Quetzal resplendissant (Pharomachrus mocinno) : L’oiseau mythique d’Amérique centrale

 

Le quetzal resplendissant (Pharomachrus mocinno) est l’un des oiseaux tropicaux les plus emblématiques et les plus spectaculaires d’Amérique centrale. Appartenant à la famille des Trogonidés, il fascine autant par son plumage irisé aux reflets changeants que par la place centrale qu’il occupe dans les forêts de nuages et dans l’imaginaire des civilisations mésoaméricaines.

Espèce inféodée aux écosystèmes forestiers d’altitude, le quetzal resplendissant incarne aujourd’hui l’un des emblèmes majeurs de la biodiversité et des efforts de conservation en Amérique centrale. Souvent considéré comme l’un des plus beaux oiseaux du monde, il demeure entouré de croyances anciennes. Longtemps réputé incapable de survivre en captivité, il est devenu une figure universelle de liberté, profondément ancrée dans la culture guatémaltèque et, plus largement, dans l’imaginaire mésoaméricain.

Quetzal resplendissant : classification scientifique et étymologie du nom

Le quetzal resplendissant a été décrit pour la première fois en 1832 par le naturaliste mexicain Pablo de la Llave. Son nom scientifique, Pharomachrus mocinno, rend hommage à José Mariano Mociño, botaniste et zoologiste ayant participé à une importante expédition scientifique en Amérique centrale. Le genre Pharomachrus comprend cinq espèces de quetzals, tandis que le terme « quetzal » trouve son origine dans le nahuatl quetzalli, désignant une plume longue et précieuse.

Quetzal resplendissant (Pharomachrus mocinno) observé dans son habitat naturel

Quetzal resplendissant (Pharomachrus mocinno), espèce emblématique dont le nom scientifique honore José Mariano Mociño. | © Alain Clement

Deux sous-espèces sont actuellement reconnues : Pharomachrus mocinno mocinno, présente au Mexique et dans le nord de l’Amérique centrale, et Pharomachrus mocinno costaricensis, localisée au Costa Rica et dans l’ouest du Panama. Certains ornithologues débattent encore du statut de cette dernière, parfois considérée comme une espèce distincte. Le quetzal resplendissant est le plus grand représentant de la famille des trogons.

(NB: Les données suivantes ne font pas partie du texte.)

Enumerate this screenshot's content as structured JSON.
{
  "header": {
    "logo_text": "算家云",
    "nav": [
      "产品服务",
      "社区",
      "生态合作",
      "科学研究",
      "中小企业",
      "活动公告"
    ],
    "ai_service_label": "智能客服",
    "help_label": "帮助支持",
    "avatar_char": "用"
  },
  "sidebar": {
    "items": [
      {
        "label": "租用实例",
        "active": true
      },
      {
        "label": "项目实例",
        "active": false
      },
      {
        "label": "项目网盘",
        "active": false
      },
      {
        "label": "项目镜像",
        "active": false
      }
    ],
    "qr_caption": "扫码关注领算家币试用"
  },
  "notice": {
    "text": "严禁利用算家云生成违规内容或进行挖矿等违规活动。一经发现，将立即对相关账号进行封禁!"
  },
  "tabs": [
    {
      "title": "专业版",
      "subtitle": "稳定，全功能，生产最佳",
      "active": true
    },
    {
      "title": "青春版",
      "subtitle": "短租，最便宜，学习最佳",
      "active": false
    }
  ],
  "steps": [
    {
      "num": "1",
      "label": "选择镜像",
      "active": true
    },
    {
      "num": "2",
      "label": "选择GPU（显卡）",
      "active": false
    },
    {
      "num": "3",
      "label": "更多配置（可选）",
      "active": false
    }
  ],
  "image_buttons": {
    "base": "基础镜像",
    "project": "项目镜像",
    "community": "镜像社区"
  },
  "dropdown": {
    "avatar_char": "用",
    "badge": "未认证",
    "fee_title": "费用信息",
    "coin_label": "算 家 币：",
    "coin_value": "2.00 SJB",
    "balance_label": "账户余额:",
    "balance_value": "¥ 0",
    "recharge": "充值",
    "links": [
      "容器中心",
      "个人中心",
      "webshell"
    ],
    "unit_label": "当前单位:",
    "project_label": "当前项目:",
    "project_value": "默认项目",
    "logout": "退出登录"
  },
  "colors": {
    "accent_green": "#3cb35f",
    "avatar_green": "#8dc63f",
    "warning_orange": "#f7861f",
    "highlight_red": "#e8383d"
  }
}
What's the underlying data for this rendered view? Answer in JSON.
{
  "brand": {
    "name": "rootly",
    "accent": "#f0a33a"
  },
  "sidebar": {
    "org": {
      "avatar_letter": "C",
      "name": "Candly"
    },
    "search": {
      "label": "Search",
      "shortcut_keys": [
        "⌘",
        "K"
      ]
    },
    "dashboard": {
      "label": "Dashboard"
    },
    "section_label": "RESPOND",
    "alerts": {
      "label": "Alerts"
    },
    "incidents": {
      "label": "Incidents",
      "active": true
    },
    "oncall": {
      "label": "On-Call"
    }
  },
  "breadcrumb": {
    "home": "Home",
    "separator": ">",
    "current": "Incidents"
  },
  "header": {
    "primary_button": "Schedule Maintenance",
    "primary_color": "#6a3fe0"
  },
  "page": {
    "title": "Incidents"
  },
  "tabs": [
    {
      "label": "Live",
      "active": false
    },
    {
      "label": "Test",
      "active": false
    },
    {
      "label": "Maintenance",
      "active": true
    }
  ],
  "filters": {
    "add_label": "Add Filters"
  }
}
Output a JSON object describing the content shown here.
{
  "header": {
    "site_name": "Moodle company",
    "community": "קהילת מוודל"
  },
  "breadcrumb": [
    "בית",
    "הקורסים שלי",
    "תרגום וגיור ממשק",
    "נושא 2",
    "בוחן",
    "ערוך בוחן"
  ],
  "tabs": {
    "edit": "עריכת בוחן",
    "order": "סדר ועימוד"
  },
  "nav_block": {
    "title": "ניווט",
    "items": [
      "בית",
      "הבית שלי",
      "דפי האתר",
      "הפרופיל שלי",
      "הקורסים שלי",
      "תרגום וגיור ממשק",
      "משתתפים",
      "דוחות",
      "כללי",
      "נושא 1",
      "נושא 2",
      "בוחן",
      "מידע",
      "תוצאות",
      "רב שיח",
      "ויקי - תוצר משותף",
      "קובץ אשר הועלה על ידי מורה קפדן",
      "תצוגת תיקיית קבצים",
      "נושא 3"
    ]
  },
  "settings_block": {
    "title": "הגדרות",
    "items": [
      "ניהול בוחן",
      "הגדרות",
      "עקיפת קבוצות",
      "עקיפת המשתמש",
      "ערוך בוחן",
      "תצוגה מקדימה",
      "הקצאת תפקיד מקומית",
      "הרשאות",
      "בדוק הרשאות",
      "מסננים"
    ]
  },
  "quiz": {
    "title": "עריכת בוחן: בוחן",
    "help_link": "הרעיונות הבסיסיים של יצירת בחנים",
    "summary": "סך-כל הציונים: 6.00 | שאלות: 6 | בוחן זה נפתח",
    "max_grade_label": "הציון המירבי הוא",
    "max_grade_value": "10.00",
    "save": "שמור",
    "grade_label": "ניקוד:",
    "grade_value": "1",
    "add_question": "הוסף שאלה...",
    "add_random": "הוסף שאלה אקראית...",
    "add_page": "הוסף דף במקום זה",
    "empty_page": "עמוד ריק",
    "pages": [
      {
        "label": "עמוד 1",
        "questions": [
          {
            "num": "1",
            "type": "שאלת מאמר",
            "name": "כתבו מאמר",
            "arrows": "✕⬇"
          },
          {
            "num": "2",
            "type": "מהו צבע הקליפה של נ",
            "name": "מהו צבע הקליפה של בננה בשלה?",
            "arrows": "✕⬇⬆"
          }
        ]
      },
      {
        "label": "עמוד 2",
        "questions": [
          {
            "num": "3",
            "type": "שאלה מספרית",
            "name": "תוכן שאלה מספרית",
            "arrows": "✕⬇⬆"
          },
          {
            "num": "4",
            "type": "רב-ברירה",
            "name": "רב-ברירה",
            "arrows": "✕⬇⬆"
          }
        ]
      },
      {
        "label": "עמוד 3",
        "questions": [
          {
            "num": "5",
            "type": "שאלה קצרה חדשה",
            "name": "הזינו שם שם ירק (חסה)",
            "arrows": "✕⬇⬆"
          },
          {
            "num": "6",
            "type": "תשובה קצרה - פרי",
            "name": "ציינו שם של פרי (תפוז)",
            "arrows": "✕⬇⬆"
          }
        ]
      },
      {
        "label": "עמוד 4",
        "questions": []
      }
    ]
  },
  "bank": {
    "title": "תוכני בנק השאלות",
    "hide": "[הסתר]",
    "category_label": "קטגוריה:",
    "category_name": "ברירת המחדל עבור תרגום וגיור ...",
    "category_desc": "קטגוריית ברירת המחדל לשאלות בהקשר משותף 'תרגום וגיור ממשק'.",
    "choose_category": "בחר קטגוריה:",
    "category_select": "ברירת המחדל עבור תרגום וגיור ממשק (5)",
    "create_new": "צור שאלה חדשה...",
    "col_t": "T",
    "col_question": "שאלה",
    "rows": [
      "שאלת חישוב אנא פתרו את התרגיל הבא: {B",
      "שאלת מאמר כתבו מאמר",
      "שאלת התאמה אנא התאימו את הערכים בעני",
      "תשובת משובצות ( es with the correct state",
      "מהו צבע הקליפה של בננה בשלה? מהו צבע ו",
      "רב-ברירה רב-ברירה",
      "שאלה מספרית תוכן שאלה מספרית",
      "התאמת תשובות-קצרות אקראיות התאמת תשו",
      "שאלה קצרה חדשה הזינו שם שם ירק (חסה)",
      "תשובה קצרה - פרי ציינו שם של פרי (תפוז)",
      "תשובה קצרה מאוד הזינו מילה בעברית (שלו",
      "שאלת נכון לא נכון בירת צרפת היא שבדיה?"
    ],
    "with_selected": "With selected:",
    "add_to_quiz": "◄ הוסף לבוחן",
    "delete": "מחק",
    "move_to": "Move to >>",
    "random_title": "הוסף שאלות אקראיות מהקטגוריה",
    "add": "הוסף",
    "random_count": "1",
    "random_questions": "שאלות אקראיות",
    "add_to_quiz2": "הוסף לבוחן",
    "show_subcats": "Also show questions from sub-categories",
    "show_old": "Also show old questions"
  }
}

Description du quetzal resplendissant : couleurs, plumage irisé et différences mâle/femelle

Le quetzal resplendissant mesure entre 36 et 40 centimètres de longueur corporelle. Chez le mâle adulte, les plumes caudales, particulièrement développées durant la saison de reproduction, peuvent atteindre entre 60 centimètres et plus d’un mètre selon la sous-espèce. Son plumage est majoritairement vert irisé, avec des reflets variant du vert doré au bleu violacé selon l’angle de la lumière, une adaptation efficace au camouflage dans la canopée forestière.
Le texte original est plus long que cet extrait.